I must! I must be right! I must this - I must that! Although nothing much ever comes out of it, because the 'must' always cuts short and so misses the slower ripening towards real, corporeal 'at-one-ment' that willingness, openness and patient endurance fostered until it has been learnt in the body and so truly remains; what merely has been 'learned' in the head is easily forgotten. But if we once learned to ride a bicycle, even after thirty years, perhaps wobbly at first but we ride away quite comfortably. What has been learned in the body, can never be forgotten! If we once learned to swim, we 'know' it for good! Hence the stress on training with the body!

And as to the Buddha's Way? A very old nun was known to have seen the Buddha. For some time after the Buddha's passing, there was great interest in what the Buddha had actually looked like. A high-ranking monk, too, devoutly wanted to know and sought a meeting with that ancient nun. She told him that her parents had been devoted followers of the Buddha and on his coming to preach nearby, they naturally went to listen to him. But she was a young girl, rather flighty and totally disinterested in anything to do with the Buddha or with the Buddha-Dharma. Nevertheless her parents took her along, she dressed up in all her finery. So, not listening but pleased with her appearance, kept fiddling with her ornaments and particularly with her hairpin, a beautiful heirloom. Suddenly that hairpin loosened itself and slipped into the long grass and out of sight. Surreptitiously she started scrabbling for it, not daring to make too much of a commotion because of everybody being quiet and listening to the Buddha. She became desperate - what could she do? Suddenly in front of her, a brilliant ray shone on to the grass, and in its light the hairpin sparkled up!

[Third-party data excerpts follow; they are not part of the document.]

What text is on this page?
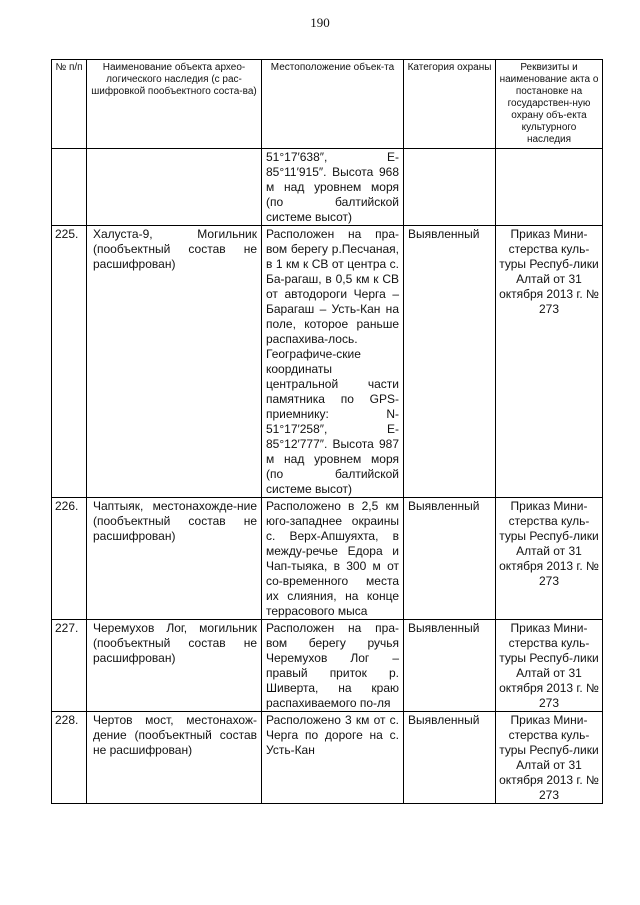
190
№ п/п	Наименование объекта архео-логического наследия (с рас-шифровкой пообъектного соста-ва)	Местоположение объек-та	Категория охраны	Реквизиты и наименование акта о постановке на государствен-ную охрану объ-екта культурного наследия
		51°17′638″, E-85°11′915″. Высота 968 м над уровнем моря (по балтийской системе высот)		
225.	Халуста-9, Могильник (пообъектный состав не расшифрован)	Расположен на пра-вом берегу р.Песчаная, в 1 км к СВ от центра с. Ба-рагаш, в 0,5 км к СВ от автодороги Черга – Барагаш – Усть-Кан на поле, которое раньше распахива-лось. Географиче-ские координаты центральной части памятника по GPS-приемнику: N-51°17′258″, E-85°12′777″. Высота 987 м над уровнем моря (по балтийской системе высот)	Выявленный	Приказ Мини-стерства куль-туры Респуб-лики Алтай от 31 октября 2013 г. № 273
226.	Чаптыяк, местонахожде-ние (пообъектный состав не расшифрован)	Расположено в 2,5 км юго-западнее окраины с. Верх-Апшуяхта, в между-речье Едора и Чап-тыяка, в 300 м от со-временного места их слияния, на конце террасового мыса	Выявленный	Приказ Мини-стерства куль-туры Респуб-лики Алтай от 31 октября 2013 г. № 273
227.	Черемухов Лог, могильник (пообъектный состав не расшифрован)	Расположен на пра-вом берегу ручья Черемухов Лог – правый приток р. Шиверта, на краю распахиваемого по-ля	Выявленный	Приказ Мини-стерства куль-туры Респуб-лики Алтай от 31 октября 2013 г. № 273
228.	Чертов мост, местонахож-дение (пообъектный состав не расшифрован)	Расположено 3 км от с. Черга по дороге на с. Усть-Кан	Выявленный	Приказ Мини-стерства куль-туры Респуб-лики Алтай от 31 октября 2013 г. № 273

She looked up to see where that light came from and saw awe-stricken, that it came from the Buddha who had noticed the girl's plight and from his Great Compassion, in the midst of his talk, had shone that ray on to the hairpin so that she could retrieve it. She was deeply moved by it and reflected, 'Here I am, not even listening, and now this! The Buddha, expounding the Dharma yet notices the girl in her fright! How great is his compassion! She ordained as a nun, became known and was approached for advice by people far and near. She always told her story and by it helped many out of various difficulties, always finishing with, 'It is that Great Compassion, out of that Great Compassion, the Great Compassionate One.'

Perhaps if fortunate enough to come into the orbit of the Buddha-Dharma, we also are touched by it. Those teaching stories help. And when we are in trouble one way or another, we may find that the Compassionate One, the Buddha, suddenly shines a ray to help us out too. There is no need therefore for all our usual commotion, our usual fears including our fear of dying - that also goes in its normal way, out of the ocean and back into the ocean... and is nothing but ocean. Hence the great Lion Roar of the Buddha, the Awakened One, 'Do not be afraid.' 'Do not be afraid' is exactly what Awakening means. Not being afraid of anything, not afraid of falling, not afraid of this or that, not afraid of losing, not afraid dying that is the 'Wisdom that Goes Beyond', beyond I, the awakened inherent wisdom which is the sixth of the Paramitas and together with which inevitably arises true compassion. When there is nothing more to be afraid of, there is clear seeing and full understanding of all that is, and only good will to all beings and reaching out a helping hand.